My first reaction was that Paige would be thirteen next summer. In Chile. I thought of all those little girl gymnasts in Russia and Romania and, I guessed, the United States who had no childhood because they were always in training. I wondered who the adults would be who would be caring for the kids like my sister.

“Would Coach Noggler be there?”

“Of course not! It’s not like he’s my private coach. It’s, you know, a summer camp. It’s just a summer camp for really good skiers.”

“So, what do you want from me? What’s the favor? Do you want me to lobby with Dad so he lets you go?”

“He’ll let me go. He won’t care.”

“Of course he’ll care! What are you talking about?”

“He loves me, I get it. I just meant he’s in la-la land. I need you to help me do stuff like get a visa and fill out the forms.”

“How long is the camp?”

“Either two weeks or four weeks.”

“Wow. A month in Chile. Not shabby.”

“Think of how easy your life will be.”

I shook my head. “You don’t make my life hard.”

“Yeah, right.”

“I’ll talk to Dad,” I said. “I’ll bring it up at dinner tonight. And maybe after dinner you can show me the website for the camp so I can get the full scoop. And I’ll call your coach tomorrow.”

“Thank you. And one more thing.”

“What?”

“We need to make sure I’m not sleepwalking by then.”

“I talked to Dad. I told him.”

“I know, he talked to me, too. But he didn’t seem that worried. And my appointment at the sleep clinic isn’t for, like, six or seven weeks.”

I was relieved. I hadn’t realized that our father had scheduled an appointment. “Have you had another event?” I asked.

“No.”

“Okay, then. You’ll have seen someone at the sleep center months and months before Chile. All good.”

“When’s yours?”

“When’s my what?”

“Your appointment.”

“I’m not going to the sleep center. Not an issue in my life.”

“You know that’s not true. Dad told me it once was. He said you were the sleepwalker before Mom. He wants you to go to the sleep center, too.”

“He does?”

“Uh-huh.”

“He’s made me an appointment?”

“I think so.”

“Well, that’s news to me,” I said, but I made a mental note to talk to our father about this. I hoped he was merely trying to make Paige feel less singled out and alone, but I felt jittery inside. In truth, I knew very little about my own personal history with parasomnia.

“So, you’ll keep your mind open about Halloween?” I asked, mostly to bring the conversation back to a topic that didn’t cause either of us anxiety. “I don’t want you to be disappointed when you wake up on November first.” I glanced at her and decided that she was at least considering the notion. Then she reached for the radio and scanned the stations until she found a song we both liked.
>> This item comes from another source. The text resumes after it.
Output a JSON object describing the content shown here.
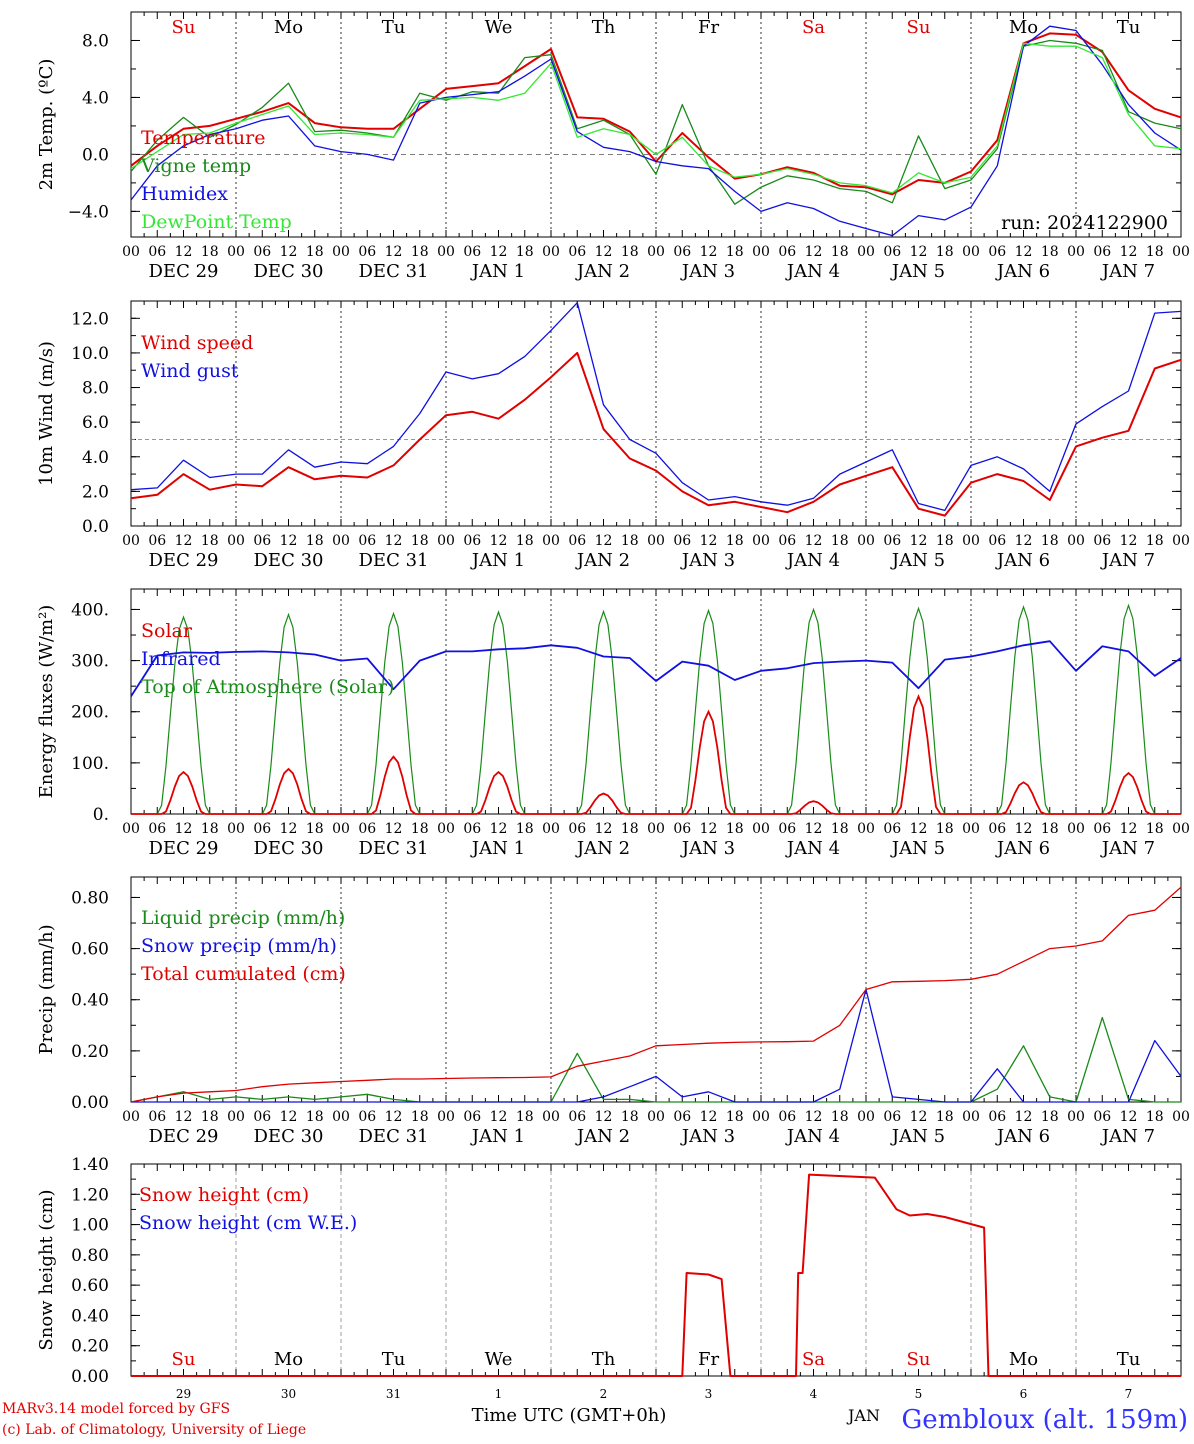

After dinner, in the dark, I walked toward the streetlights in the center of Bartlett. I had cleared the table, as I did always, so neither my father nor Paige would have to. My sister could do her homework and my father could read or watch TV and sip at his scotch until he dozed off. But then I had a change of heart and decided I would clean up later: I left the dishes in the sink and on the counter, went to my bedroom for my dope and my pipe and one of my college hoodies, and I started off toward the village. At dinner I hadn’t mentioned that the minister had come by, though I had told Katherine that I would let my dad know. Nor had I confronted him about what the minister had said about closure; I hadn’t asked him why he hadn’t spoken to me first. I didn’t want to have this conversation in front of Paige. I wasn’t sure I wanted to have this conversation at all. A memorial service? It was too soon. It angered me that my father was giving up so publicly. First Paige. Now my dad. Didn’t he have an obligation to carry the torch the longest?

Instead I had brought up Paige’s sleepwalking over dinner, and her appointment at the sleep center.

“Yes,” my father said. “It’s not for a little while, but I believe we have Dr. Yager’s very first opening.”

“And me? Paige said you thought I should go, too.”